Die Geschichte des Ferienobjekts reicht nach Stephans Worten weit zurück: 1953 wurde der Vorgängerbetrieb gegründet, die PGH des Malerhandwerks, die sich mit 313 Mitarbeitern zur größten Produktionsgenossenschaft des Handwerks im Bezirk Karl-Marx-Stadt entwickelte. "Damals hatten alle Betriebe sich auch um die soziale Versorgung der Mitarbeiter zu kümmern - und dazu gehörte, Ferienplätze zu organisieren", erzählt Stephan im Gespräch, der zwar erst 47 Jahre alt ist, aber durch seinen Vater, einem PGH-Mitarbeiter, viel erfahren hat. Damals habe eine Art Patenschaft der Stadt Plauen mit der PGH bestanden - alle Aufträge gingen an sie. Und so kam es, dass sich Stadt und deren Tochter, der Stadtbaubetrieb, gemeinsam mit der PGH auf die Suche nach einem Ferienobjekt machten. "Eine Delegation fuhr 1968 an die Ostsee und fand einen Vier-Seiten-Hof mit viel Land in Rostock Warnemünde."

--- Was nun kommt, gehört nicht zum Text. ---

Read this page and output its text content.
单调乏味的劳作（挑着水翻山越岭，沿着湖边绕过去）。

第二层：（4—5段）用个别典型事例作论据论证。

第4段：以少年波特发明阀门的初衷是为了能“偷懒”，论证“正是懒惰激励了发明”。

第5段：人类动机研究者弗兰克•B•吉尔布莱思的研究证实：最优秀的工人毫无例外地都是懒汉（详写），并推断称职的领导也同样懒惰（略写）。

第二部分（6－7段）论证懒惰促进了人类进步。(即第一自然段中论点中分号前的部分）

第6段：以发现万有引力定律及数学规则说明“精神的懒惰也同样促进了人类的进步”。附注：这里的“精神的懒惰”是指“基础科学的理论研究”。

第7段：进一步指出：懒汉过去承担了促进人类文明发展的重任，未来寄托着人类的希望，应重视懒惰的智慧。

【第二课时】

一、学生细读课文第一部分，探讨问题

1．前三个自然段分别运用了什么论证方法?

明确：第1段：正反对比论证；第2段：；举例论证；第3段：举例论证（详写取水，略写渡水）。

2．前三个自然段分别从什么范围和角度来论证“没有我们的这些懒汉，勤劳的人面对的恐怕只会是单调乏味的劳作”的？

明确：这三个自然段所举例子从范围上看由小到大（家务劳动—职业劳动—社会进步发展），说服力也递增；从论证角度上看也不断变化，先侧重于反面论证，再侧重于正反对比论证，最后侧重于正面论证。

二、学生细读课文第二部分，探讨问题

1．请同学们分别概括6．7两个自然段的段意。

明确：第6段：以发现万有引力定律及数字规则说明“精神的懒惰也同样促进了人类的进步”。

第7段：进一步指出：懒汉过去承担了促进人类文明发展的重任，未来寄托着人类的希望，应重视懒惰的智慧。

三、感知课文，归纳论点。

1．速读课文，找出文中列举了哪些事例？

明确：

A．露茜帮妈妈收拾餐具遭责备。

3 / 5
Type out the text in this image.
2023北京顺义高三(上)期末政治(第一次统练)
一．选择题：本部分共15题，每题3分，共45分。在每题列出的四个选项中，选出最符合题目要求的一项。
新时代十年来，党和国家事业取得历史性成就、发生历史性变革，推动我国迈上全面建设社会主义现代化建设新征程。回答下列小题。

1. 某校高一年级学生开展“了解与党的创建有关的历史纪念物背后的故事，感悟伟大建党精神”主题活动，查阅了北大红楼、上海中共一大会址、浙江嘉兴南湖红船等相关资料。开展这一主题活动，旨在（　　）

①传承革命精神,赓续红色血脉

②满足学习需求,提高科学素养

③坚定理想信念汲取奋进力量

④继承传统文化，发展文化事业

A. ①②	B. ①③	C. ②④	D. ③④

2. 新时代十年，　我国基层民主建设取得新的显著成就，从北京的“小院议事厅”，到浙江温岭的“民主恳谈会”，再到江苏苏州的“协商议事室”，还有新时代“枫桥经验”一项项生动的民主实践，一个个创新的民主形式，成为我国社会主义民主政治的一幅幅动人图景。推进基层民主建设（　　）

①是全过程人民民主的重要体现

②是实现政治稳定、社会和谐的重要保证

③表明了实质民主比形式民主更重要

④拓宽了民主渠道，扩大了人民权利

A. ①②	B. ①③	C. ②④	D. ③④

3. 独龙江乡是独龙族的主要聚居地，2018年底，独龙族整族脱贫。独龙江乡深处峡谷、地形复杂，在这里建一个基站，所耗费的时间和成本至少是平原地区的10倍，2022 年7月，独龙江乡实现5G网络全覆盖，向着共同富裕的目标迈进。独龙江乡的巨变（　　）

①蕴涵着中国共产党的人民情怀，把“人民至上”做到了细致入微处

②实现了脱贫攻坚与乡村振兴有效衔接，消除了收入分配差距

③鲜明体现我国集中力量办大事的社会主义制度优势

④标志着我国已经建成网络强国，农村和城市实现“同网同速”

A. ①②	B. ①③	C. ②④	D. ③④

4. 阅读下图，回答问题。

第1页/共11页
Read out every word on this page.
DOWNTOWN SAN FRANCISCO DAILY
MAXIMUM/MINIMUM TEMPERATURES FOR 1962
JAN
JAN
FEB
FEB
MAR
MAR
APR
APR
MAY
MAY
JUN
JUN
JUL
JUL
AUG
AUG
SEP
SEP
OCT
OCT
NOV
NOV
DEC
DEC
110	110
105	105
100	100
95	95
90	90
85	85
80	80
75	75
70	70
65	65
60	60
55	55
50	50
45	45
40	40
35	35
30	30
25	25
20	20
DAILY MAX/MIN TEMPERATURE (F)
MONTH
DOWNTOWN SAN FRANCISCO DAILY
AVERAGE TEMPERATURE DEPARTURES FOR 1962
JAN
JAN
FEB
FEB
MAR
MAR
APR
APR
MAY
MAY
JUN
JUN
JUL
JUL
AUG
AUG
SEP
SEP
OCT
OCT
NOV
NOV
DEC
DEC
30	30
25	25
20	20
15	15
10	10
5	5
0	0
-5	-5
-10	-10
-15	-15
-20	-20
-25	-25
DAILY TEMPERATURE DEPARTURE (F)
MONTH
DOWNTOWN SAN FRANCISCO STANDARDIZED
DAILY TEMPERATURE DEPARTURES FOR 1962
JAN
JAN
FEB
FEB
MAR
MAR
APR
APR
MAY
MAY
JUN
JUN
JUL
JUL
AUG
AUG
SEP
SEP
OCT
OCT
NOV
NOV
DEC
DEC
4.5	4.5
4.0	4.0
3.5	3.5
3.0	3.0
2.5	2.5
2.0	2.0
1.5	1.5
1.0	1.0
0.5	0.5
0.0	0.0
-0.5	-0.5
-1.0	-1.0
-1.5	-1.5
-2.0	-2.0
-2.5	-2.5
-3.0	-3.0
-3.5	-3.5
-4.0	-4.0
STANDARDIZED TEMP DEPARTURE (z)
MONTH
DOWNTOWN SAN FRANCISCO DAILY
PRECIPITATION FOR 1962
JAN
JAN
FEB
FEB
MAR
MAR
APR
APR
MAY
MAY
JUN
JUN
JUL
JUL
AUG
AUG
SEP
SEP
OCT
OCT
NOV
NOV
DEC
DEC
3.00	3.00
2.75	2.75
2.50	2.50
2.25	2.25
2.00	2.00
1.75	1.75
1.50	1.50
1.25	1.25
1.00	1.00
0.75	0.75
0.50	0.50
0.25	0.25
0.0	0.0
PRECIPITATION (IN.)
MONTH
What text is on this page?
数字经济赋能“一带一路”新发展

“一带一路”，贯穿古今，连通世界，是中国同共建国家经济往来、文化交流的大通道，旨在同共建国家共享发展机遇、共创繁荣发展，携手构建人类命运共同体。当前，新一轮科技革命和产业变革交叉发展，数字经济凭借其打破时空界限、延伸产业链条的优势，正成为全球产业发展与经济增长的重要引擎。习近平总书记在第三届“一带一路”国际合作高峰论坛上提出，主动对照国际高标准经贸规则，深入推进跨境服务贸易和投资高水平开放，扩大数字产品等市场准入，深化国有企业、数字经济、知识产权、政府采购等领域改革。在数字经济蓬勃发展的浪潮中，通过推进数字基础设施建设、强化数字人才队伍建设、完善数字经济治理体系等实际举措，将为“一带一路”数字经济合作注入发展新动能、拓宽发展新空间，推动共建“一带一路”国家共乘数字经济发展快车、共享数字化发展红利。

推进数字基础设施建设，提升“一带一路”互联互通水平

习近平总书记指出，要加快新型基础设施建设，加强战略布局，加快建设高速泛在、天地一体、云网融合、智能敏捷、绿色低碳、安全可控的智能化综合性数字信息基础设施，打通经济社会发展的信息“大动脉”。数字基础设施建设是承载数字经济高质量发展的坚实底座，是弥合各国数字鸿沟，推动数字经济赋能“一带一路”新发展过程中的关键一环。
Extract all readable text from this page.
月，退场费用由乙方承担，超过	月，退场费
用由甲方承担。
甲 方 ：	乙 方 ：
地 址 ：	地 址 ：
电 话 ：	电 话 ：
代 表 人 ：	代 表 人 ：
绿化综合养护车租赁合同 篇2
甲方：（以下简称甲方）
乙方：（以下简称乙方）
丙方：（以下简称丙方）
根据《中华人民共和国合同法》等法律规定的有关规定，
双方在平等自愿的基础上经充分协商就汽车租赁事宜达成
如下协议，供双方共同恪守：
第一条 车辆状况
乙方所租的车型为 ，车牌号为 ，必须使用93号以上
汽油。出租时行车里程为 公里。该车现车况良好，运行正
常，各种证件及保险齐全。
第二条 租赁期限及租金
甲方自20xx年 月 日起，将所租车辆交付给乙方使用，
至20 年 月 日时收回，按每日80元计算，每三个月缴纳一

Die Eigentümer-Familie verkaufte einen Teil, einen ruinösen Stall in Klinkerbauweise: Dach fehlte, Mauerwerk kaputt, alles hinüber, wie Stephan sagt. Arbeiter des Stadtbaubetriebs bauten mit Material der Stadt das Objekt aus - und die PGH bezahlte. So entstanden sechs Appartements im Erdgeschoss und später zwei weitere Wohnungen im Obergeschoss. Rund 20 Leute konnten Urlaub machen. "Vor allem im Sommer war das Objekt natürlich begehrt. Ich selbst war als Kind dort und es war schön", sagt Stephan. Wie er sich erinnert, fuhr immer im Frühjahr ein Lkw W50 an die Ostsee mit Leuten für Reparaturen und zum Raustragen der Strandkörbe zur Düne.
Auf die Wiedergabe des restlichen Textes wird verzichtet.